Ritu Singh Mann, a partner at the law firm Tamohara Partners, who is providing legal advice to the vendors’ association, told me “At the stage of filing a complaint, the police cannot decide that there is no case, they have to investigate. The problem is that the authorities are refusing to investigate, and unless there is an investigation how can one conclusively say who is behind Skyblue?” When I asked Mann if the vendors’ conclusion that Skyblue Buildwell is a shell company is correct, she replied, “They have done their own little investigation and this is the conclusion they have reached, but for any official statement to be made an investigation should be carried out by the agency which has the power and authority.”

Vikram Gupta, a Delhi-based vendor who supplied bed sheets, showed me the contract he had signed with Homeshop18. The two parties in the agreement were Shubh Shop, Gupta’s partnership firm, and TV18 Home Shopping Network. Mann explained that TV18 Home Shopping Network was the entity with whom the vendors had a contract and upon whom the invoices were raised and payments collected. The change in corporate ownership meant that this entity ceased to exist. “The original promoters have disinvested and gone off. The new promoters are Skyblue Buildwell, and the current status is that they don’t have anything,” she said. “If one legal entity takes over another legal entity, the new entity becomes liable for all the liabilities of the old entity,” she added. However, the new entity must have whatever it takes to pay back the liabilities and “Skyblue does not have anything,” Mann said.

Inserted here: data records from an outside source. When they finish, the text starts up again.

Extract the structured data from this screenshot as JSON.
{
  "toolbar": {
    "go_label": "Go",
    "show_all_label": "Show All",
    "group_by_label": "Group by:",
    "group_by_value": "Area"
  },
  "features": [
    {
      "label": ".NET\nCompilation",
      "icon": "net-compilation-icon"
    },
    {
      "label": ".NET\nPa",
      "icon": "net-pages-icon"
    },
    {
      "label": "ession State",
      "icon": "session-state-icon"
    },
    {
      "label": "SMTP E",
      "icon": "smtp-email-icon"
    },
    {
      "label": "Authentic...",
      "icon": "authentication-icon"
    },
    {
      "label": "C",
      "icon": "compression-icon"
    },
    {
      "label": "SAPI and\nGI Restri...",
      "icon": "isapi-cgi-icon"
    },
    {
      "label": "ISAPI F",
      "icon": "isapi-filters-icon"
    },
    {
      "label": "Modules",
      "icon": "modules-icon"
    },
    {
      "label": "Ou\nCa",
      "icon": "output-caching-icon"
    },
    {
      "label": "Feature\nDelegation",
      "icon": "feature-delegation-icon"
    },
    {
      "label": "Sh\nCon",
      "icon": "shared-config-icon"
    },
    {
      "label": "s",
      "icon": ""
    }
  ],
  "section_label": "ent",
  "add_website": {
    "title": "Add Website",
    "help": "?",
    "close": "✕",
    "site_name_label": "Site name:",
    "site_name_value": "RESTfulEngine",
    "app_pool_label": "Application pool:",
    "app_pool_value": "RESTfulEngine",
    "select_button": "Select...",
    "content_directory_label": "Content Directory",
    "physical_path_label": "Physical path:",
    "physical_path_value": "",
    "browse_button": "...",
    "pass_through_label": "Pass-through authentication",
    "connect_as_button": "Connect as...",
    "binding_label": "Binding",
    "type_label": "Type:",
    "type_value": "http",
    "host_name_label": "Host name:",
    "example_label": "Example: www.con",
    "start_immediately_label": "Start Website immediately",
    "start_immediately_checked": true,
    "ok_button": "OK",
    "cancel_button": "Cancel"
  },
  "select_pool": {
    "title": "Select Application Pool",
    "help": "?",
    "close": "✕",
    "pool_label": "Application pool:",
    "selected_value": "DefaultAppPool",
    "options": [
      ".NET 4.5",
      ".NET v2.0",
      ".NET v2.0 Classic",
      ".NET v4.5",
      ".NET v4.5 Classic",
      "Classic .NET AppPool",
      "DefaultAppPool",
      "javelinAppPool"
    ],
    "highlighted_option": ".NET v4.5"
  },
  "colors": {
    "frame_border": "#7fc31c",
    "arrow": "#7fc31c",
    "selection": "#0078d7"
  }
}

According to Mann, given Skyblue Buildwell’s financials, “If these people are nobodies, why is nobody initiating any action? If they are not people of consequence, where is the problem in registering an FIR?” She said that no authority was “willing to touch this matter” and “nobody is willing to put their fingers into this issue, whether it is the suspected involvement of the Reliance group or whatever it is.” Surendra Lunia served as the director of Skyblue Buildwell from 25 April 2012 to 19 July 2019. According to his LinkedIn profile, Lunia was the CEO of Himachal Futuristic Communications Limited, a company promoted by Ambani’s associate Mahendra Nahata. Lunia is also the managing director of the Infotel group, which played a controversial role in the bidding and wins of the 3G spectrum auction where Reliance Jio was the eventual beneficiary.

Mann added that there were two aspects to this case. The first is criminal misappropriation. “The vendors had authorised Homeshop18 to collect the money on their behalf and demit it to them. It is a clear case of misappropriate under section 409 of the IPC. The police can register an FIR,” she said. The second aspect is the takeover. “How can a company with no assets takeover a company with a net worth of crores? It would have required permissions from the registrar of companies, whether those were taken and the operational creditors were informed, we don’t know because we have no access to any record whatsoever. It will come out only if there is an investigation by the Serious Fraud Investigation Office,” Mann said.

I tried to contact Noida’s senior superintendent of the police and the superintendent of police for crime. An aide of the SSP said “saab” was not taking calls while the SP said that he was on leave and cut the phone. I also called a joint director in the MCA, who the vendors had submitted the letter to. The joint director, who requested anonymity, said that the complaint had been “processed and forwarded” to the concerned field office. Gurvinder Singh, the former CFO of Homeshop18, also refused to comment while Hardik Shah, who took over as the CEO on 24 June, did not answer calls to his cellphone. The report will be updated if any responses are received.